The t-distribution has heavier tails to account for the additional uncertainty that arises from using the sample standard deviation to estimate the unknown population standard deviation. When the sample size is small, this estimate can be less precise. The heavier tails reflect a higher likelihood of observing values far from the mean, providing a more cautious and accurate model for statistical inference when working with limited data.

7. How does a t-distribution's shape change as the sample size increases?

As the sample size (n) increases, the degrees of freedom (df = n - 1) also increase. This causes the shape of the t-distribution to become less spread out. The tails become thinner and the peak becomes taller and more pointed.
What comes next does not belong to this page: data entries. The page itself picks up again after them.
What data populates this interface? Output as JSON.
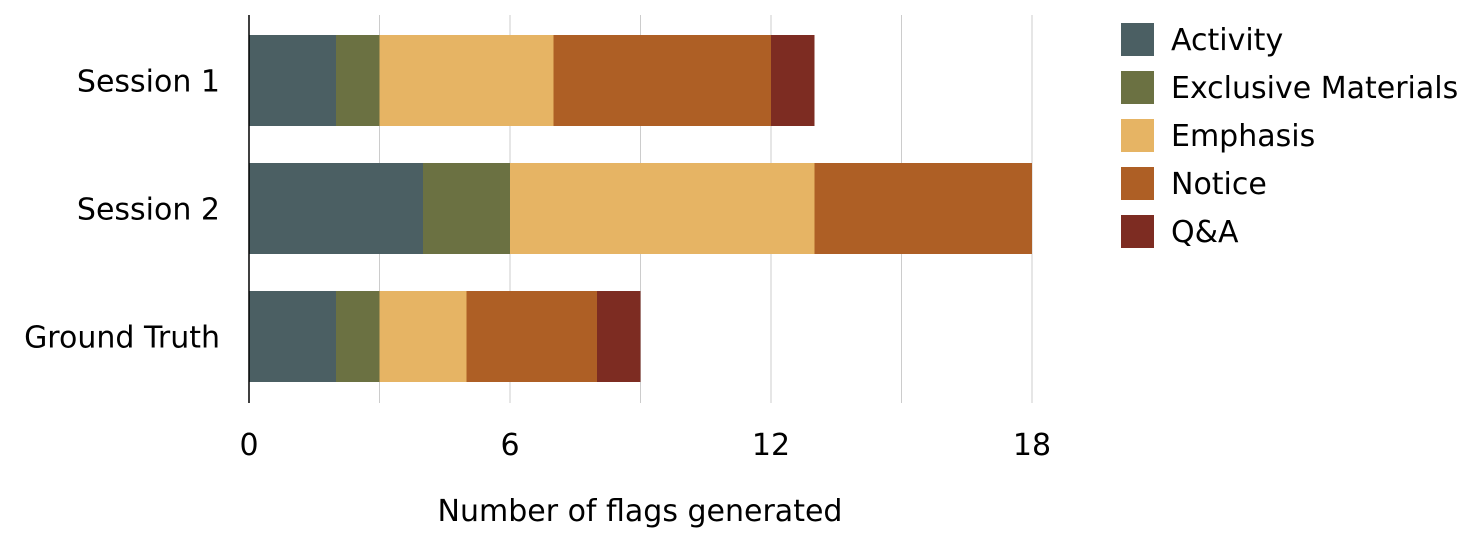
{
  "chart_data": {
    "type": "bar",
    "orientation": "horizontal",
    "stacked": true,
    "categories": [
      "Session 1",
      "Session 2",
      "Ground Truth"
    ],
    "series": [
      {
        "name": "Activity",
        "values": [
          2,
          4,
          2
        ],
        "color": "#4B5F63"
      },
      {
        "name": "Exclusive Materials",
        "values": [
          1,
          2,
          1
        ],
        "color": "#6B7142"
      },
      {
        "name": "Emphasis",
        "values": [
          4,
          7,
          2
        ],
        "color": "#E6B464"
      },
      {
        "name": "Notice",
        "values": [
          5,
          5,
          3
        ],
        "color": "#AE5F25"
      },
      {
        "name": "Q&A",
        "values": [
          1,
          0,
          1
        ],
        "color": "#7D2C22"
      }
    ],
    "xlabel": "Number of flags generated",
    "ylabel": "",
    "xlim": [
      0,
      18
    ],
    "xticks": [
      "0",
      "6",
      "12",
      "18"
    ],
    "grid": true,
    "legend": "top-right"
  }
}
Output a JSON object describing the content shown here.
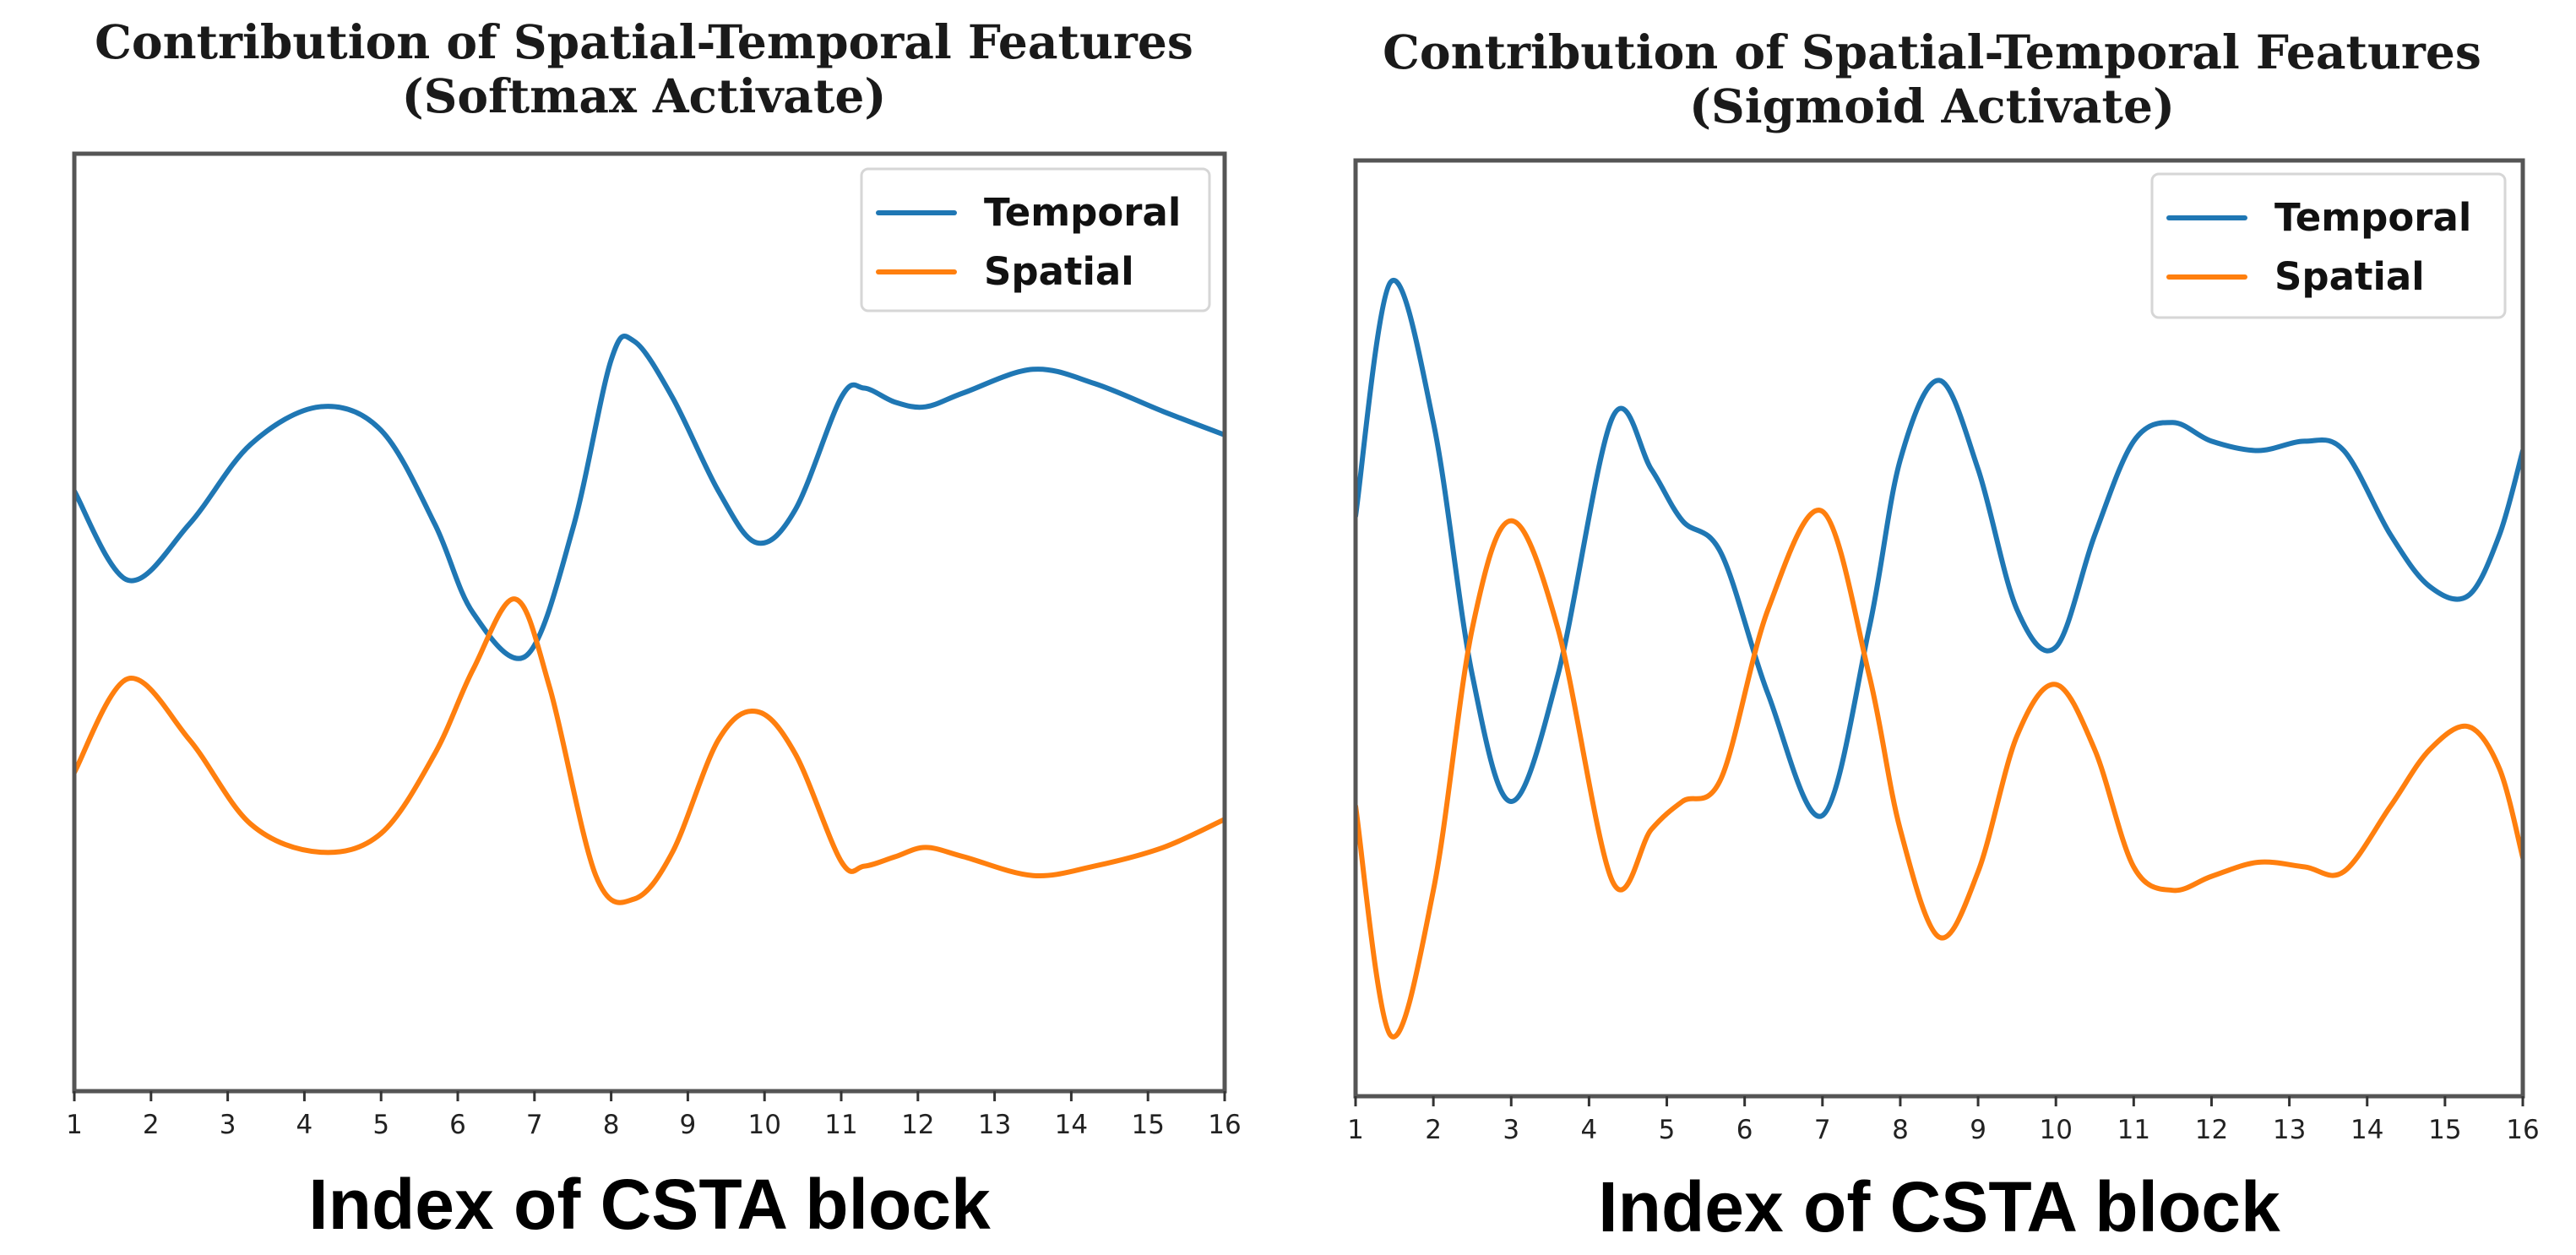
{
  "chart_data": [
    {
      "type": "line",
      "title": "Contribution of Spatial-Temporal Features",
      "subtitle": "(Softmax Activate)",
      "xlabel": "Index of CSTA block",
      "ylabel": "",
      "x_ticks": [
        "1",
        "2",
        "3",
        "4",
        "5",
        "6",
        "7",
        "8",
        "9",
        "10",
        "11",
        "12",
        "13",
        "14",
        "15",
        "16"
      ],
      "xlim": [
        1,
        16
      ],
      "ylim": [
        0,
        1
      ],
      "legend_position": "top-right",
      "grid": false,
      "series": [
        {
          "name": "Temporal",
          "color": "#1f77b4",
          "x": [
            1,
            1.7,
            2.5,
            3.3,
            4.2,
            5.0,
            5.7,
            6.2,
            6.9,
            7.5,
            8.0,
            8.3,
            8.8,
            9.4,
            9.9,
            10.4,
            11.0,
            11.3,
            11.7,
            12.1,
            12.6,
            13.5,
            14.3,
            15.2,
            16.0
          ],
          "y": [
            0.64,
            0.545,
            0.605,
            0.69,
            0.73,
            0.705,
            0.605,
            0.51,
            0.465,
            0.6,
            0.78,
            0.8,
            0.74,
            0.64,
            0.585,
            0.62,
            0.74,
            0.75,
            0.735,
            0.73,
            0.745,
            0.77,
            0.755,
            0.725,
            0.7
          ]
        },
        {
          "name": "Spatial",
          "color": "#ff7f0e",
          "x": [
            1,
            1.7,
            2.5,
            3.3,
            4.2,
            5.0,
            5.7,
            6.2,
            6.75,
            7.2,
            7.8,
            8.3,
            8.8,
            9.4,
            9.9,
            10.4,
            11.0,
            11.3,
            11.7,
            12.1,
            12.6,
            13.5,
            14.3,
            15.2,
            16.0
          ],
          "y": [
            0.34,
            0.44,
            0.375,
            0.285,
            0.255,
            0.275,
            0.36,
            0.45,
            0.525,
            0.43,
            0.23,
            0.205,
            0.255,
            0.375,
            0.405,
            0.36,
            0.245,
            0.24,
            0.25,
            0.26,
            0.25,
            0.23,
            0.24,
            0.26,
            0.29
          ]
        }
      ]
    },
    {
      "type": "line",
      "title": "Contribution of Spatial-Temporal Features",
      "subtitle": "(Sigmoid Activate)",
      "xlabel": "Index of CSTA block",
      "ylabel": "",
      "x_ticks": [
        "1",
        "2",
        "3",
        "4",
        "5",
        "6",
        "7",
        "8",
        "9",
        "10",
        "11",
        "12",
        "13",
        "14",
        "15",
        "16"
      ],
      "xlim": [
        1,
        16
      ],
      "ylim": [
        0,
        1
      ],
      "legend_position": "top-right",
      "grid": false,
      "series": [
        {
          "name": "Temporal",
          "color": "#1f77b4",
          "x": [
            1,
            1.45,
            2.0,
            2.5,
            3.0,
            3.6,
            4.3,
            4.8,
            5.2,
            5.7,
            6.3,
            7.0,
            7.6,
            8.0,
            8.5,
            9.0,
            9.5,
            10.0,
            10.5,
            11.0,
            11.5,
            12.0,
            12.6,
            13.2,
            13.7,
            14.3,
            14.8,
            15.3,
            15.7,
            16.0
          ],
          "y": [
            0.62,
            0.87,
            0.72,
            0.45,
            0.315,
            0.45,
            0.725,
            0.67,
            0.615,
            0.58,
            0.43,
            0.3,
            0.5,
            0.68,
            0.765,
            0.67,
            0.52,
            0.48,
            0.6,
            0.7,
            0.72,
            0.7,
            0.69,
            0.7,
            0.69,
            0.6,
            0.545,
            0.535,
            0.6,
            0.69
          ]
        },
        {
          "name": "Spatial",
          "color": "#ff7f0e",
          "x": [
            1,
            1.45,
            2.0,
            2.5,
            3.0,
            3.6,
            4.3,
            4.8,
            5.2,
            5.7,
            6.3,
            7.0,
            7.6,
            8.0,
            8.5,
            9.0,
            9.5,
            10.0,
            10.5,
            11.0,
            11.5,
            12.0,
            12.6,
            13.2,
            13.7,
            14.3,
            14.8,
            15.3,
            15.7,
            16.0
          ],
          "y": [
            0.31,
            0.065,
            0.22,
            0.5,
            0.615,
            0.5,
            0.23,
            0.285,
            0.315,
            0.34,
            0.52,
            0.625,
            0.45,
            0.285,
            0.17,
            0.24,
            0.385,
            0.44,
            0.37,
            0.245,
            0.22,
            0.235,
            0.25,
            0.245,
            0.24,
            0.31,
            0.37,
            0.395,
            0.35,
            0.255
          ]
        }
      ]
    }
  ]
}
As the sample size becomes very large, the estimate of the population standard deviation becomes more accurate, and the t-distribution converges to become nearly identical to the standard normal (z) distribution.

8. Can you provide a real-world example where t-distribution is applied?

A common real-world example is in quality control for manufacturing. Imagine a company produces bolts that must have a specific diameter. To check a new batch, they can't measure every single bolt. Instead, they take a small sample, perhaps of 15 bolts. To determine if the average diameter of this sample is within the required specification, they would use a t-test, which is based on the t-distribution. This is because the sample size is small and the true standard deviation of the entire batch is unknown.